Building Resilience in Your Child
The ability to withstand or recover quickly from difficult situations is key to your child’s success not only in their formative years but in life beyond schooling. Not everything in life goes the way we want it to – the skills to face adversity can be the difference between persevering and giving up.
Recognising difficult situations
Examples of difficult situations that can occur in secondary schooling include but are not limited to: peer pressures, academic shortfalls, new environments, body image issues, puberty, social media, changing relationships, self and external expectations, and more. Students may set goals in any number of areas and work hard to reach them, only to face an outcome of a failed test, a broken friendship or an unsuccessful tryout for a sports team.
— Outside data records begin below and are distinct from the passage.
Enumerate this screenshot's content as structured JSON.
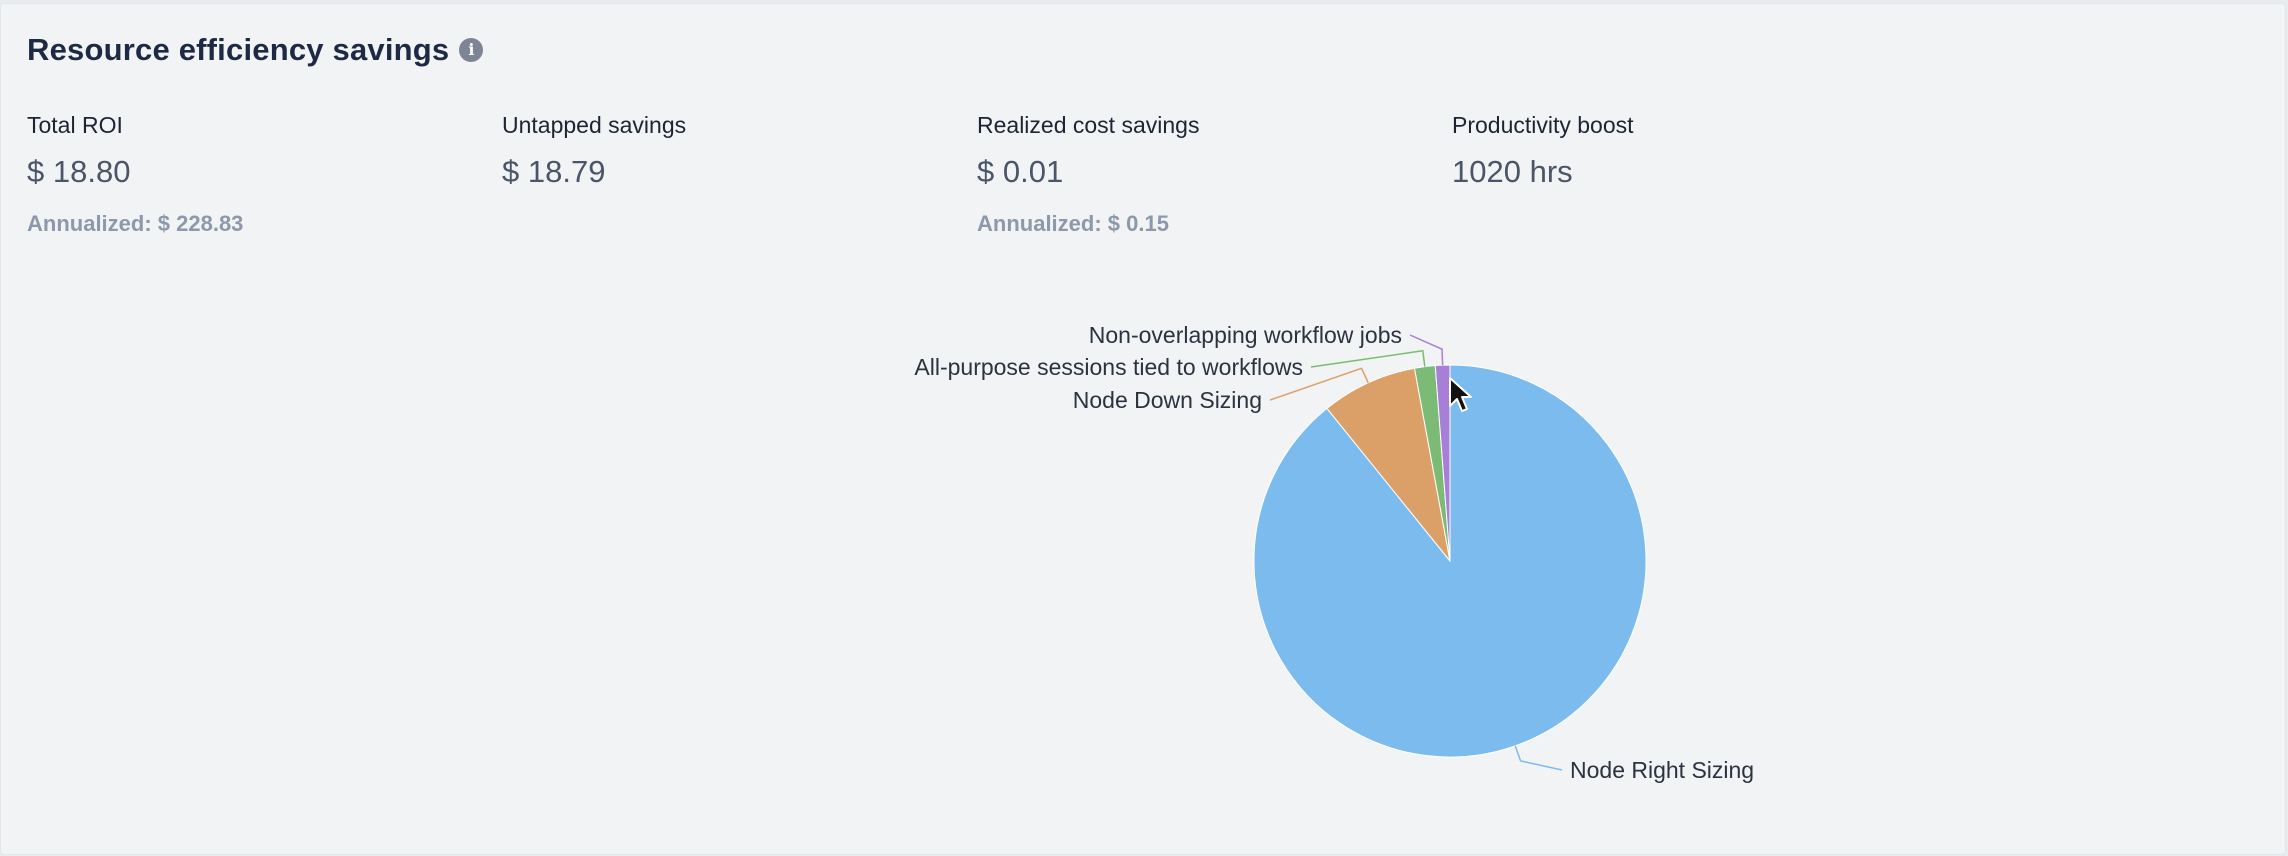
{
  "header": {
    "title": "Resource efficiency savings",
    "info_icon": "info-icon"
  },
  "metrics": [
    {
      "label": "Total ROI",
      "value": "$ 18.80",
      "annualized": "Annualized: $ 228.83"
    },
    {
      "label": "Untapped savings",
      "value": "$ 18.79",
      "annualized": ""
    },
    {
      "label": "Realized cost savings",
      "value": "$ 0.01",
      "annualized": "Annualized: $ 0.15"
    },
    {
      "label": "Productivity boost",
      "value": "1020 hrs",
      "annualized": ""
    }
  ],
  "chart_data": {
    "type": "pie",
    "title": "",
    "slices": [
      {
        "label": "Node Right Sizing",
        "value": 89.2,
        "color": "#7bbbee"
      },
      {
        "label": "Node Down Sizing",
        "value": 7.9,
        "color": "#dba068"
      },
      {
        "label": "All-purpose sessions tied to workflows",
        "value": 1.7,
        "color": "#7cbb76"
      },
      {
        "label": "Non-overlapping workflow jobs",
        "value": 1.2,
        "color": "#a77fd6"
      }
    ],
    "legend": "none",
    "labels": "outside-with-leader-lines"
  }
}
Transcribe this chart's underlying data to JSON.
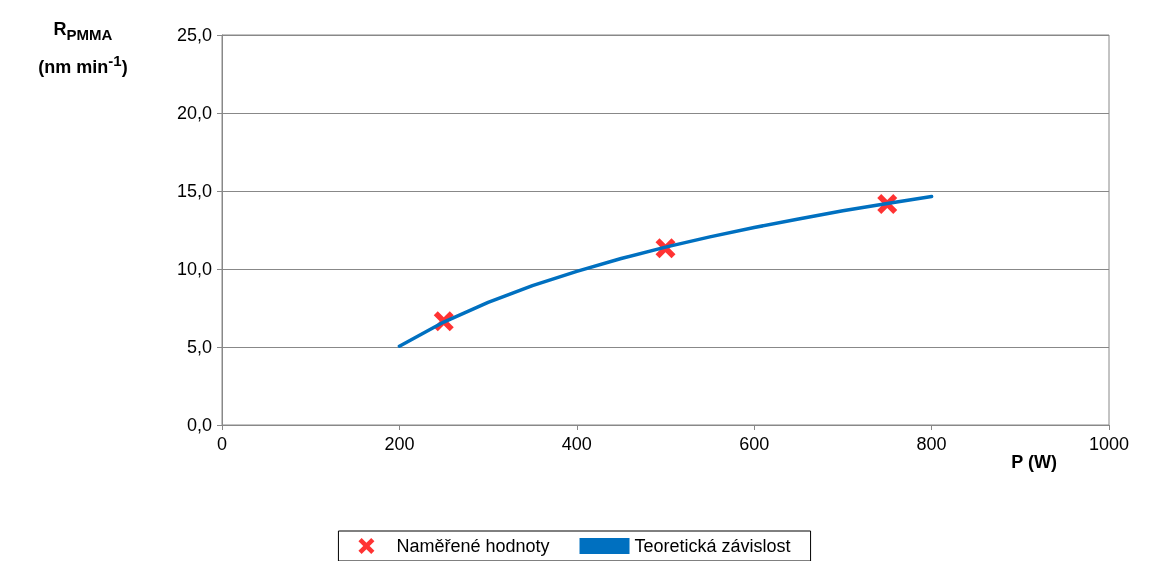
{
  "chart_data": {
    "type": "scatter",
    "xlabel": "P (W)",
    "ylabel": "R$_{PMMA}$ (nm min$^{-1}$)",
    "xlim": [
      0,
      1000
    ],
    "xticks": [
      0,
      200,
      400,
      600,
      800,
      1000
    ],
    "ylim": [
      0,
      25
    ],
    "yticks": [
      {
        "value": 0,
        "label": "0,0"
      },
      {
        "value": 5,
        "label": "5,0"
      },
      {
        "value": 10,
        "label": "10,0"
      },
      {
        "value": 15,
        "label": "15,0"
      },
      {
        "value": 20,
        "label": "20,0"
      },
      {
        "value": 25,
        "label": "25,0"
      }
    ],
    "grid": "y",
    "legend": "bottom",
    "series": [
      {
        "name": "Naměřené hodnoty",
        "marker": "cross",
        "color": "#ff0000",
        "x": [
          250,
          500,
          750
        ],
        "values": [
          6.65,
          11.33,
          14.16
        ]
      },
      {
        "name": "Teoretická závislost",
        "type": "line",
        "marker": "none",
        "color": "#0070c0",
        "x": [
          200,
          250,
          300,
          350,
          400,
          450,
          500,
          550,
          600,
          650,
          700,
          750,
          800
        ],
        "values": [
          5.05,
          6.6,
          7.86,
          8.93,
          9.85,
          10.67,
          11.4,
          12.06,
          12.66,
          13.21,
          13.73,
          14.2,
          14.65
        ]
      }
    ]
  }
}
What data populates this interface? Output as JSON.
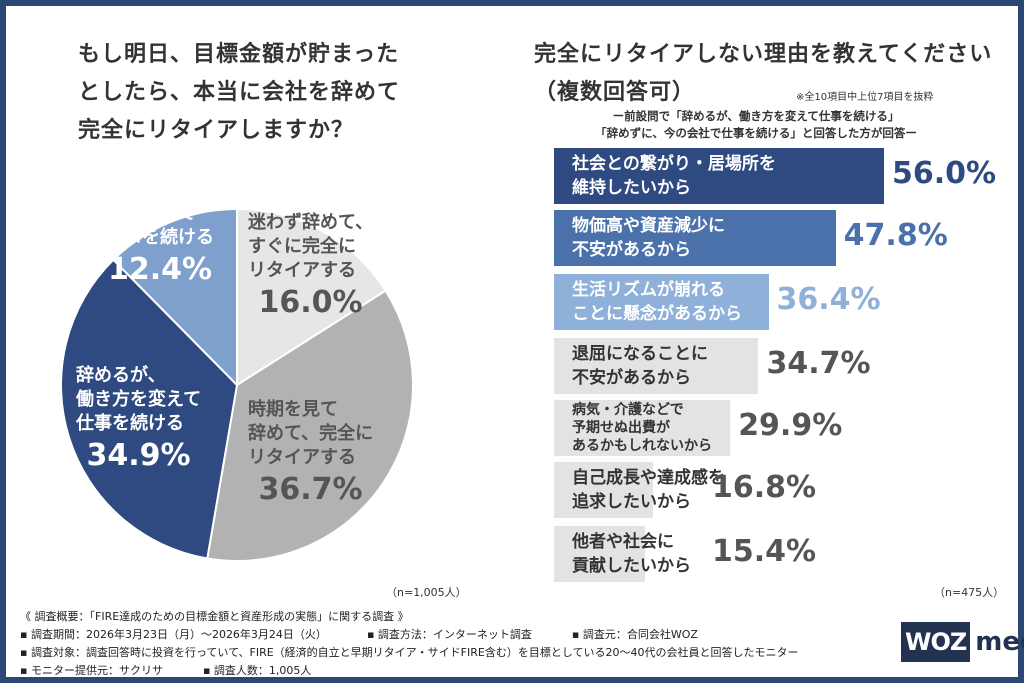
{
  "left": {
    "question": [
      "もし明日、目標金額が貯まった",
      "としたら、本当に会社を辞めて",
      "完全にリタイアしますか？"
    ],
    "n": "（n=1,005人）"
  },
  "right": {
    "question": [
      "完全にリタイアしない理由を教えてください",
      "（複数回答可）"
    ],
    "note": "※全10項目中上位7項目を抜粋",
    "sub": [
      "ー前設問で「辞めるが、働き方を変えて仕事を続ける」",
      "「辞めずに、今の会社で仕事を続ける」と回答した方が回答ー"
    ],
    "n": "（n=475人）"
  },
  "chart_data": [
    {
      "type": "pie",
      "slices": [
        {
          "label": "迷わず辞めて、すぐに完全にリタイアする",
          "value": 16.0,
          "display": "16.0%",
          "color": "#e6e6e6"
        },
        {
          "label": "時期を見て辞めて、完全にリタイアする",
          "value": 36.7,
          "display": "36.7%",
          "color": "#b2b2b2"
        },
        {
          "label": "辞めるが、働き方を変えて仕事を続ける",
          "value": 34.9,
          "display": "34.9%",
          "color": "#2e4a80"
        },
        {
          "label": "辞めずに、今の会社で仕事を続ける",
          "value": 12.4,
          "display": "12.4%",
          "color": "#7f9fcc"
        }
      ]
    },
    {
      "type": "bar",
      "orientation": "horizontal",
      "categories": [
        "社会との繋がり・居場所を維持したいから",
        "物価高や資産減少に不安があるから",
        "生活リズムが崩れることに懸念があるから",
        "退屈になることに不安があるから",
        "病気・介護などで予期せぬ出費があるかもしれないから",
        "自己成長や達成感を追求したいから",
        "他者や社会に貢献したいから"
      ],
      "values": [
        56.0,
        47.8,
        36.4,
        34.7,
        29.9,
        16.8,
        15.4
      ],
      "display": [
        "56.0%",
        "47.8%",
        "36.4%",
        "34.7%",
        "29.9%",
        "16.8%",
        "15.4%"
      ],
      "colors": [
        "#2e4a80",
        "#4a71aa",
        "#8fb0d8",
        "#e3e3e3",
        "#e3e3e3",
        "#e3e3e3",
        "#e3e3e3"
      ]
    }
  ],
  "labels": {
    "pie": [
      [
        "迷わず辞めて、",
        "すぐに完全に",
        "リタイアする"
      ],
      [
        "時期を見て",
        "辞めて、完全に",
        "リタイアする"
      ],
      [
        "辞めるが、",
        "働き方を変えて",
        "仕事を続ける"
      ],
      [
        "辞めずに、",
        "今の会社で",
        "仕事を続ける"
      ]
    ],
    "bars": [
      [
        "社会との繋がり・居場所を",
        "維持したいから"
      ],
      [
        "物価高や資産減少に",
        "不安があるから"
      ],
      [
        "生活リズムが崩れる",
        "ことに懸念があるから"
      ],
      [
        "退屈になることに",
        "不安があるから"
      ],
      [
        "病気・介護などで",
        "予期せぬ出費が",
        "あるかもしれないから"
      ],
      [
        "自己成長や達成感を",
        "追求したいから"
      ],
      [
        "他者や社会に",
        "貢献したいから"
      ]
    ]
  },
  "footer": {
    "title": "《 調査概要：「FIRE達成のための目標金額と資産形成の実態」に関する調査 》",
    "period": "▪ 調査期間：2026年3月23日（月）～2026年3月24日（火）",
    "method": "▪ 調査方法：インターネット調査",
    "source": "▪ 調査元：合同会社WOZ",
    "target": "▪ 調査対象：調査回答時に投資を行っていて、FIRE（経済的自立と早期リタイア・サイドFIRE含む）を目標としている20～40代の会社員と回答したモニター",
    "provider": "▪ モニター提供元：サクリサ",
    "count": "▪ 調査人数：1,005人"
  },
  "logo": {
    "woz": "WOZ",
    "media": "media"
  }
}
Learning to successfully deal with failure
It’s a common belief that resilience is built through failure. However, this is overly simplistic. It’s successfully dealing with failure that builds resilience, and this is where parents can play a key role as supporters. When a child is able to face adversity, pick themselves up after disappointment and try again, it proves to them that they can come out on the other side of a hard time. Then the next time they encounter an obstacle, they have more of a skillset to deal with it. Compare this to a child simply failing over and over and having no support to recover.
How parents can help
Parents can provide a listening ear, comfort and encouragement – all helpful to setting new goals and having the strength to try again. Take care to empathise rather than purely lecturing and allow your child the room to find their own solutions. As they move forward to the next challenge, your child will know they have you as backup if they stumble or need reinforcement. This safety ties in with the support provided at the College, ensuring there is a whole team of people who care about their progress.
Looking to the future
At AvÐÔ°® Christi, our learner profile includes a focus on lifelong skills. We want our students to be creative and curious and able to connect and challenge. By building resilience, your child will be well-placed to navigate the ups and downs to come.